In recent years, rapid increases in computing power have allowed for the use of quantum mechanical calculations in larger and more complex chemical systems. However, even on dedicated research computing clusters, such calculations can be quite time-consuming. Additionally, the computation time scales quadratically or cubically with the size of the chemical system being modelled. So when the research question demands thousands or even hundreds of thousands of calculations, one reasonaable question to ask is whether it is necessary to do every calculation. Instead of doing 100,000 calculations, what if we make 30,000 calculations, and then interpolate the rest by some means? If this proves feasible in practice, it would be an effective time-saving measure. The questions that naturally arise would be: what methods are most suitable, and how good a job could they do to predict quickly what would take a supercomputer 15-20 minutes or more to compute?
In this project I will attempt to answer this question by seeing how accurately the binding energy of the certain chemical system can be predicted using neural networks and linear regression.

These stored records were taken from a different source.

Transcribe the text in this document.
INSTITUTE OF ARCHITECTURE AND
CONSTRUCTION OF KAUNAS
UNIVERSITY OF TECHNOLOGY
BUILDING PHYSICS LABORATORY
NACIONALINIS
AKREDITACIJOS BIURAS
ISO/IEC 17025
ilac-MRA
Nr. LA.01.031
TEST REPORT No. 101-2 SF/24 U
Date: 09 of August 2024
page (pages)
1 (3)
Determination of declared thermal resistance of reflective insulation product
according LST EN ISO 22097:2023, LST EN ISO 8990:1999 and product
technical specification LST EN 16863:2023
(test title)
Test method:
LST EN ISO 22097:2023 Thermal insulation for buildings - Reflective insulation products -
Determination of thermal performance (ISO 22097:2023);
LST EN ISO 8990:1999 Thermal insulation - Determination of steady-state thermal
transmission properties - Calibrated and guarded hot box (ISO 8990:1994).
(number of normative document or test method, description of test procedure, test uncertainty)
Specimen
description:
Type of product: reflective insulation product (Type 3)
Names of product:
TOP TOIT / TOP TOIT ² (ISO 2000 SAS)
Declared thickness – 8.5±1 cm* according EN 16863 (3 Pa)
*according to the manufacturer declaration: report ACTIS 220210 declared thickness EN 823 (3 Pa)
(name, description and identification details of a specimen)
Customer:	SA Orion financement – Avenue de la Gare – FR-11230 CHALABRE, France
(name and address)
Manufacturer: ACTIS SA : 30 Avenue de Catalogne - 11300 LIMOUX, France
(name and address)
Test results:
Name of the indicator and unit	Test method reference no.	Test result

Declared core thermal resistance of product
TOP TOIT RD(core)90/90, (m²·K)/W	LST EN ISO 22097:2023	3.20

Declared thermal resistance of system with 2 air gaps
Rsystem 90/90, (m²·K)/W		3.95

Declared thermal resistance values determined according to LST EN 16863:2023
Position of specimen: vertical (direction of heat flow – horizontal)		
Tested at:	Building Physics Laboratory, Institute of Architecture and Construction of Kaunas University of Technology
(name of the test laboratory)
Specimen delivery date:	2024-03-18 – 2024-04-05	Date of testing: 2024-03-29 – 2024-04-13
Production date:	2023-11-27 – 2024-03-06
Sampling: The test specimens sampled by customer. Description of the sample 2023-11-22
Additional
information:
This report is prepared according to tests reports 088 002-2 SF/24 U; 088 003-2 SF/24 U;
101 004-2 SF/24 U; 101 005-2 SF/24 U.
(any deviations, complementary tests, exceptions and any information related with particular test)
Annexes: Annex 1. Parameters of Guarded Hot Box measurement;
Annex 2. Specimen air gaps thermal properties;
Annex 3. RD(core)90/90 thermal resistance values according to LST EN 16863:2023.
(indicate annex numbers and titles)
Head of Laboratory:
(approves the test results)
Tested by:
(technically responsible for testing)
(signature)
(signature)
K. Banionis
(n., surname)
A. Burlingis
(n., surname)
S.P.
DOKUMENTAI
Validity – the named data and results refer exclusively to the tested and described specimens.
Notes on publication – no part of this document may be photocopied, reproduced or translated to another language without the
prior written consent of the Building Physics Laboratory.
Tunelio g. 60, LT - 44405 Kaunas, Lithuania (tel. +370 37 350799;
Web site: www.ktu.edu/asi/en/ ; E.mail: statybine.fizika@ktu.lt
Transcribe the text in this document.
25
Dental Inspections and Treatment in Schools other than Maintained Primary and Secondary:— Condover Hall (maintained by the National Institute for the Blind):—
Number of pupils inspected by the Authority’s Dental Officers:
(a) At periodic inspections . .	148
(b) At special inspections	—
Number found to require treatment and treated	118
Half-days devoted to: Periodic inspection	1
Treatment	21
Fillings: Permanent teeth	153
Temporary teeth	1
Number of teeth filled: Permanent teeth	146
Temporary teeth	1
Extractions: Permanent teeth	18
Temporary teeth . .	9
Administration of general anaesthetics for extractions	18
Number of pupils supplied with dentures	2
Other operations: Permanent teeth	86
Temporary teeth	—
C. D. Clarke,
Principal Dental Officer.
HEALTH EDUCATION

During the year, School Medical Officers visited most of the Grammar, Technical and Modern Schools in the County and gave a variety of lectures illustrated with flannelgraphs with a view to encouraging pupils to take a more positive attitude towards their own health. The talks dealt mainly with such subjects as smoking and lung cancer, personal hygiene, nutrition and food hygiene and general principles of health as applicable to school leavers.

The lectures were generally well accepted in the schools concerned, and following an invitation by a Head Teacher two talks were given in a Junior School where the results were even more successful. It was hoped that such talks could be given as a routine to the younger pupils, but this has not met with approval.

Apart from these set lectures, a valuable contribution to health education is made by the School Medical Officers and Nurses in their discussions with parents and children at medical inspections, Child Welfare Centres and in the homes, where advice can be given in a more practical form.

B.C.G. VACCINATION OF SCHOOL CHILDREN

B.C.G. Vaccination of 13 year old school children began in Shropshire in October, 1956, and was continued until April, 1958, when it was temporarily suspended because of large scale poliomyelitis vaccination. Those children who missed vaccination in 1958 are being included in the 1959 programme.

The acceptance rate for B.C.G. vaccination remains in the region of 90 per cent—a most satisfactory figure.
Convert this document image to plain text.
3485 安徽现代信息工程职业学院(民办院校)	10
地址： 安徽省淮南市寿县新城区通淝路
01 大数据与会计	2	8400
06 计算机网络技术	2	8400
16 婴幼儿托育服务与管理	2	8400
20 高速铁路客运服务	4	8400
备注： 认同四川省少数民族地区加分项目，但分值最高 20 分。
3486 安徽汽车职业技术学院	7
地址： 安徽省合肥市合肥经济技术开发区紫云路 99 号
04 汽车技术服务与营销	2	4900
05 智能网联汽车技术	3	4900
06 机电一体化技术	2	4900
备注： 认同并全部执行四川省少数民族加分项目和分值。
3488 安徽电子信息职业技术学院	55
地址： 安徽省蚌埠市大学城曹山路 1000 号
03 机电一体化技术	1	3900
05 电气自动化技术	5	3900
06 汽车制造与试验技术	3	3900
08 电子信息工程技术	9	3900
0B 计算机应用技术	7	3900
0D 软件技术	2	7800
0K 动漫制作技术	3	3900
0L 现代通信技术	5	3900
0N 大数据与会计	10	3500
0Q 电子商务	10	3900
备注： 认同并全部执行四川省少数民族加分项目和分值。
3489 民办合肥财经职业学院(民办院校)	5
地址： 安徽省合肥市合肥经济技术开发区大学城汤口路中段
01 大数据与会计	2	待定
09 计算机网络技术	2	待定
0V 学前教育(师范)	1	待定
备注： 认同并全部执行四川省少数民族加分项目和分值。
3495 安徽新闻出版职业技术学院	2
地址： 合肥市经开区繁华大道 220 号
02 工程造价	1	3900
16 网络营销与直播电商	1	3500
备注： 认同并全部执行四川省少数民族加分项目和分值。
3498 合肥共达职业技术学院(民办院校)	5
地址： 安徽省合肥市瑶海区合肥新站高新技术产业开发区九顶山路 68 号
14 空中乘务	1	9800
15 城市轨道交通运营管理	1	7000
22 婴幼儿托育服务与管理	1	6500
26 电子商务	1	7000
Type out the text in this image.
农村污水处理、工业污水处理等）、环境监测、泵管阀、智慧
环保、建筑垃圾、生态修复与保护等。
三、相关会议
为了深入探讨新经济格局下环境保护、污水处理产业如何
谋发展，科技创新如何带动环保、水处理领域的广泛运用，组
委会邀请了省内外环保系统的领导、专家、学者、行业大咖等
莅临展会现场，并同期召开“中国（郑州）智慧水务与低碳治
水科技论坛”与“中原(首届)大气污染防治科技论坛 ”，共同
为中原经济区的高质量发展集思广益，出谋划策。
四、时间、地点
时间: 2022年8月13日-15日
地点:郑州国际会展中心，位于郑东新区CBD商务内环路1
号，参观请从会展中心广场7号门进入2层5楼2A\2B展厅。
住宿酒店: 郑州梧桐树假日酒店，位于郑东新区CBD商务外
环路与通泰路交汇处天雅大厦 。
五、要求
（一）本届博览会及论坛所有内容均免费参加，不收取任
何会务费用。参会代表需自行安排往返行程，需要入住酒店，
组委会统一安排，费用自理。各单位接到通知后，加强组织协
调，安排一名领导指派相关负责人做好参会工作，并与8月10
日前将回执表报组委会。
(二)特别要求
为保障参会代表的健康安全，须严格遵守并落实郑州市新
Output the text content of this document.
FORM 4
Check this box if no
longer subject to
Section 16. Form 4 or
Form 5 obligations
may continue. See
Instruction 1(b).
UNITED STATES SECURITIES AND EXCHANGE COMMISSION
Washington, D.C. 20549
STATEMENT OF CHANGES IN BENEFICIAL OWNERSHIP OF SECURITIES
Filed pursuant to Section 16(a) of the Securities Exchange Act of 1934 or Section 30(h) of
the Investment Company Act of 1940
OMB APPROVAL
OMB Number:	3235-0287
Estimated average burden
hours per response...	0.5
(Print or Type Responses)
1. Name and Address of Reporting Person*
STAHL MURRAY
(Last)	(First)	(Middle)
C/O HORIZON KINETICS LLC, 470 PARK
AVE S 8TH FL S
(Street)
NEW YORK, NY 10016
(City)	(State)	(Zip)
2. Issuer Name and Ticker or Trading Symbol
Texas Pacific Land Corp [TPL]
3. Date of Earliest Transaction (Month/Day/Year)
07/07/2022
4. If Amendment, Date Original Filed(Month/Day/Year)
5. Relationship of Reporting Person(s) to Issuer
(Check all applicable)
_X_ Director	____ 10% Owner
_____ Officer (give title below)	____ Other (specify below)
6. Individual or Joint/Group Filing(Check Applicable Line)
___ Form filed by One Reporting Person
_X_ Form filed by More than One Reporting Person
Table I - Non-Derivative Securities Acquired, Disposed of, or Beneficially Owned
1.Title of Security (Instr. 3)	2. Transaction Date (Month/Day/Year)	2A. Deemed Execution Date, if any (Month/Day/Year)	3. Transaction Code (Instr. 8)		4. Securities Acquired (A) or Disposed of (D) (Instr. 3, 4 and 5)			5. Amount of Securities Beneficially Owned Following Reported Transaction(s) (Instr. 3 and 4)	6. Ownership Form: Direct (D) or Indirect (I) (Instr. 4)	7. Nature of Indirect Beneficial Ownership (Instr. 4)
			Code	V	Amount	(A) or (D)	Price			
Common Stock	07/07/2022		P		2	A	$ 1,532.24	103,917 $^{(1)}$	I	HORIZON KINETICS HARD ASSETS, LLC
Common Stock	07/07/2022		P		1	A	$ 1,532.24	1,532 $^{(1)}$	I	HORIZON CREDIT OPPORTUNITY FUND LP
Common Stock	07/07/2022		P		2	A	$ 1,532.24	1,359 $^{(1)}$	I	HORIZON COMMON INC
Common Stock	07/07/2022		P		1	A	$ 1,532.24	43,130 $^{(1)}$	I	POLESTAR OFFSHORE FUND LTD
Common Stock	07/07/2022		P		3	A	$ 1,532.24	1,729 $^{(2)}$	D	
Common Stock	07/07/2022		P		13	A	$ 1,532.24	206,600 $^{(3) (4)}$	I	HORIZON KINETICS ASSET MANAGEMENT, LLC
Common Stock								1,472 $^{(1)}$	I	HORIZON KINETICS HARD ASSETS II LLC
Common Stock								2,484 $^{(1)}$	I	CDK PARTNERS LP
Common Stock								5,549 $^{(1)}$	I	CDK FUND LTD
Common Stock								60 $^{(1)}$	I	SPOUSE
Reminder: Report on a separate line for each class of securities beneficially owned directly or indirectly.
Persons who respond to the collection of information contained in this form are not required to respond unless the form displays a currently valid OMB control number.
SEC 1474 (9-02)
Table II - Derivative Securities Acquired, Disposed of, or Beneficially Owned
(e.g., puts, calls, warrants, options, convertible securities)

The aforementioned chemical system is one that is significant to understanding gold catalysis. It consists of a cluster of gold atoms (on the nanometer scale - a nanocluster) and a single oxygen atom above the surface of the gold. The nanocluster is a slab made of layers of gold atoms packed together in a lattice; there are different possible arrangements for this packing. The slab extends infinitely in two dimensions. In the simplest calculations, all atoms are fixed, and the binding potential is calculated. Such a calculation currently takes around 20 minutes. The oxygen is then moved incrementally over the surface of the gold, and another calculation is done at each increment. Calculating the energy at many coordinates ultimately yields a spatial profile for the gold-oxygen interaction.
Figure 1: The chemical system being modelled is a gold nanocluster surface, with a lone oxygen atom situated above it. The purple spheres represent gold atoms in the slab, which extends infinitely on a horizontal plane (only one cell is shown, but this cell is repeated in the actual calculations by SeqQuest). The The top surface of the nanocluster has a step-like shape. The red sphere is an oxygen atom located at a specific position above the gold surface.
I intend to use locally weighted linear regression (LWLR) and artificial neural networks (ANN) to predict the binding energy. The inputs will, in the simple case, be the coordinates (x, y, z) of the oxygen atom, since the gold atoms on the surface are fixed. I also intend to try using the coordinates of the k nearest gold atoms as features, and see if the added information yields improved results. It will be interesting to see if the coordinates of the gold atoms improves the predictions, and if so,to then see what values of k yield the best results.
I will be using a dataset compiled by April Daigle, a graduate student in chemistry at Dartmouth College. The data was obtained using SeqQuest, a quantum chemistry code used to model periodic chemical systems. The dataset includes the coordinates for the all the gold atoms in the cell, the coordinates of the oxygen atom as it is moved around, and the binding energy at each location. The dataset includes approximately 100,000 datapoints, so having data for cross validation and testing will not be an issue.
By the milestone (5/11/10), I plan to have completed a literature review of machine learning techniques used for quantum mechanical computation. I also intend to have a basic implementation of the two algorithms (LWLR and neural networks). I will hopefully have some results for the simple case of just using the coordinates of the oxygen atom. This means having results for both methods, using cross validation for training and measuring performance on the test set.